Ahora el resquebrajamiento aumentaba, llenaba la casa de grietas y anunciaba su próximo desmoronamiento.

Entre los borrachos de los arrabales, las familias corrompidas acaban en la negra miseria, en la despensa sin pan y en la locura del alcohol que vacían los colchones. Pero aquí, en el desmoronamiento de tantas riquezas, amontonadas y encendidas de golpe, el vals doblaba por una antigua raza, mientras Nana, invisible, se extendía por encima del baile con sus miembros flexibles para descomponer aquel mundo, saturándolo con el fermento de su olor flotante en el cálido ambiente, con el canallesco ritmo de la música.

La noche del matrimonio en la iglesia, el conde Muffat se presentó en el dormitorio de su esposa, en el que no había entrado desde hacía dos años.

La condesa, muy sorprendida, retrocedió al verle. Pero tenía su sonrisa, esa sonrisa de embriaguez que no la abandonaba nunca. Él, muy molesto, balbucía. Entonces ella le predicó un poco de moral. Pero ni uno ni otro se arriesgaron a una explicación abierta. La religión era lo que exigía aquel perdón mutuo; de todas maneras, quedó convenido, por acuerdo tácito que los dos conservarían su libertad.

Antes de acostarse, como la condesa parecía vacilar un poco, hablaron de negocios. Él fue el primero en hablar de vender las Bordes. Ella consintió inmediatamente. Tenían grandes necesidades y se repartirían el producto.

Esto consumó la reconciliación. Muffat sintió un verdadero alivio en sus remordimientos.

Precisamente ese mismo día, cuando Nana dormía, hacia las diez, Zoé se permitió llamar a la puerta de su alcoba. Las cortinas estaban echadas, un soplo cálido penetraba por la ventana en medio del frescor silencioso de una media luz. Nana se levantaba entonces, aunque todavía algo débil, y, abriendo los ojos, preguntó:

—¿Quién es?

Zoé iba a responder. Pero Daguenet, forzando la entrada, se anunció él mismo. Nana se acodó sobre la almohada y despidió a la doncella.

—¿Cómo? ¿Eres tú? ¡Tú, el día que te casas…! ¿Qué ha sucedido, pues?

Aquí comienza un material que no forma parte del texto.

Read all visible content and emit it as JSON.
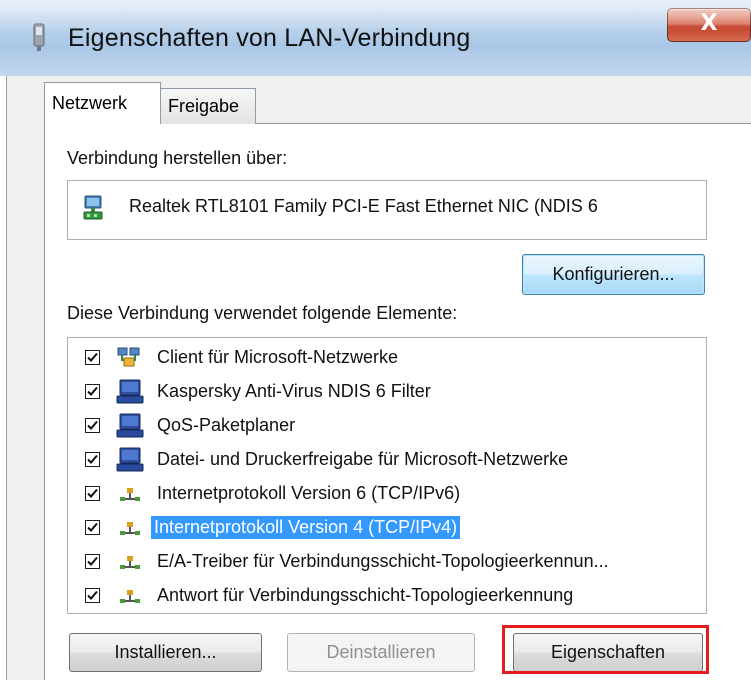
{
  "window": {
    "title": "Eigenschaften von LAN-Verbindung",
    "close_glyph": "X"
  },
  "tabs": [
    {
      "label": "Netzwerk",
      "active": true
    },
    {
      "label": "Freigabe",
      "active": false
    }
  ],
  "connection": {
    "label": "Verbindung herstellen über:",
    "adapter_name": "Realtek RTL8101 Family PCI-E Fast Ethernet NIC (NDIS 6",
    "adapter_icon": "network-adapter-icon",
    "configure_button": "Konfigurieren..."
  },
  "components": {
    "label": "Diese Verbindung verwendet folgende Elemente:",
    "items": [
      {
        "label": "Client für Microsoft-Netzwerke",
        "checked": true,
        "icon": "client-network-icon",
        "selected": false
      },
      {
        "label": "Kaspersky Anti-Virus NDIS 6 Filter",
        "checked": true,
        "icon": "service-computer-icon",
        "selected": false
      },
      {
        "label": "QoS-Paketplaner",
        "checked": true,
        "icon": "service-computer-icon",
        "selected": false
      },
      {
        "label": "Datei- und Druckerfreigabe für Microsoft-Netzwerke",
        "checked": true,
        "icon": "service-computer-icon",
        "selected": false
      },
      {
        "label": "Internetprotokoll Version 6 (TCP/IPv6)",
        "checked": true,
        "icon": "protocol-icon",
        "selected": false
      },
      {
        "label": "Internetprotokoll Version 4 (TCP/IPv4)",
        "checked": true,
        "icon": "protocol-icon",
        "selected": true
      },
      {
        "label": "E/A-Treiber für Verbindungsschicht-Topologieerkennun...",
        "checked": true,
        "icon": "protocol-icon",
        "selected": false
      },
      {
        "label": "Antwort für Verbindungsschicht-Topologieerkennung",
        "checked": true,
        "icon": "protocol-icon",
        "selected": false
      }
    ]
  },
  "buttons": {
    "install": "Installieren...",
    "uninstall": "Deinstallieren",
    "properties": "Eigenschaften"
  },
  "colors": {
    "selection": "#3399ff",
    "highlight_box": "#e31d1d"
  }
}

Él, sorprendido por la penumbra, permaneció en medio de la estancia. No obstante, al acostumbrarse a la escasa claridad, avanzó, en frac, corbata y guantes blancos. Y repitió:

—Pues sí, soy yo… ¿Ya no te acuerdas?

No, ella no se acordaba de nada. Él tuvo que ofrecerse abiertamente, con su aire bromista.

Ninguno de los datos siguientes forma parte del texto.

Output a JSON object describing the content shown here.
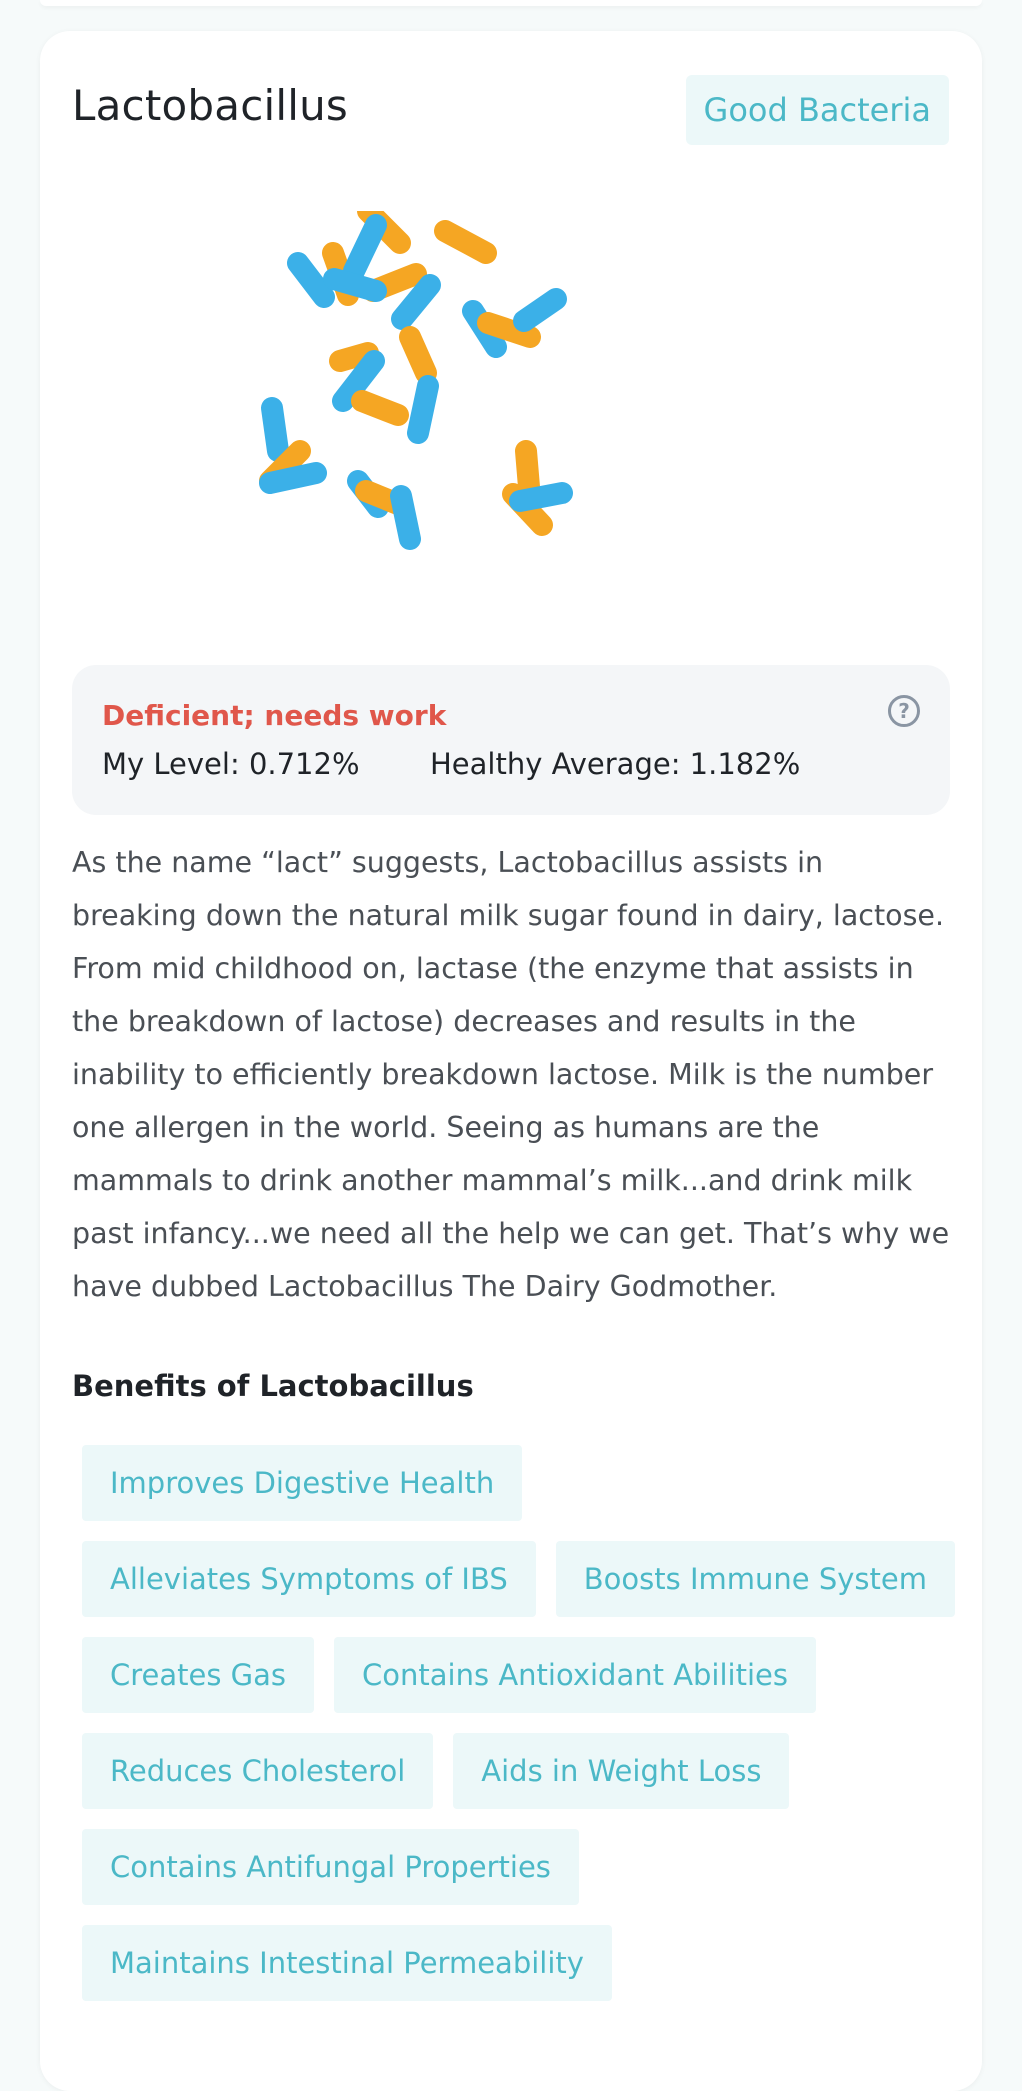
{
  "card": {
    "title": "Lactobacillus",
    "badge": "Good Bacteria",
    "illustration": "bacteria-rods-illustration",
    "colors": {
      "orange": "#f5a623",
      "blue": "#3bb0e8",
      "accent": "#4bb8c7",
      "status": "#e0574b"
    }
  },
  "level": {
    "status": "Deficient; needs work",
    "my_level": "My Level: 0.712%",
    "healthy_average": "Healthy Average: 1.182%",
    "help_icon": "?"
  },
  "description": "As the name “lact” suggests, Lactobacillus assists in breaking down the natural milk sugar found in dairy, lactose. From mid childhood on, lactase (the enzyme that assists in the breakdown of lactose) decreases and results in the inability to efficiently breakdown lactose. Milk is the number one allergen in the world. Seeing as humans are the mammals to drink another mammal’s milk...and drink milk past infancy...we need all the help we can get. That’s why we have dubbed Lactobacillus The Dairy Godmother.",
  "benefits": {
    "title": "Benefits of Lactobacillus",
    "items": [
      "Improves Digestive Health",
      "Alleviates Symptoms of IBS",
      "Boosts Immune System",
      "Creates Gas",
      "Contains Antioxidant Abilities",
      "Reduces Cholesterol",
      "Aids in Weight Loss",
      "Contains Antifungal Properties",
      "Maintains Intestinal Permeability"
    ]
  }
}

—Aquí está tu corretaje… Te traigo el estreno de mi inocencia.

Entonces, como estaba al borde de la cama, ella lo tomó entre sus brazos desnudos, sacudida por una gran risa y casi llorando, de tan gentil que encontraba aquello por su parte.

—¡Oh! este Mimí, qué gracioso es… ¡Y se ha acordado! Yo ya lo había olvidado. Entonces, te has escapado, sales de la iglesia. Sí, traes olor a incienso… Pero bésame ya. Más fuerte, Mimí mío. ¡Vamos, quizá sea la última vez!

En la alcoba oscura, que aún conservaba un vago olor a éter, su risa tierna expiró. El calor sofocante hinchaba las cortinas de las ventanas, se oían las voces de los niños en la avenida. Después bromearon, acosados por la hora. El mismo día Daguenet salía de viaje con su mujer, después del banquete.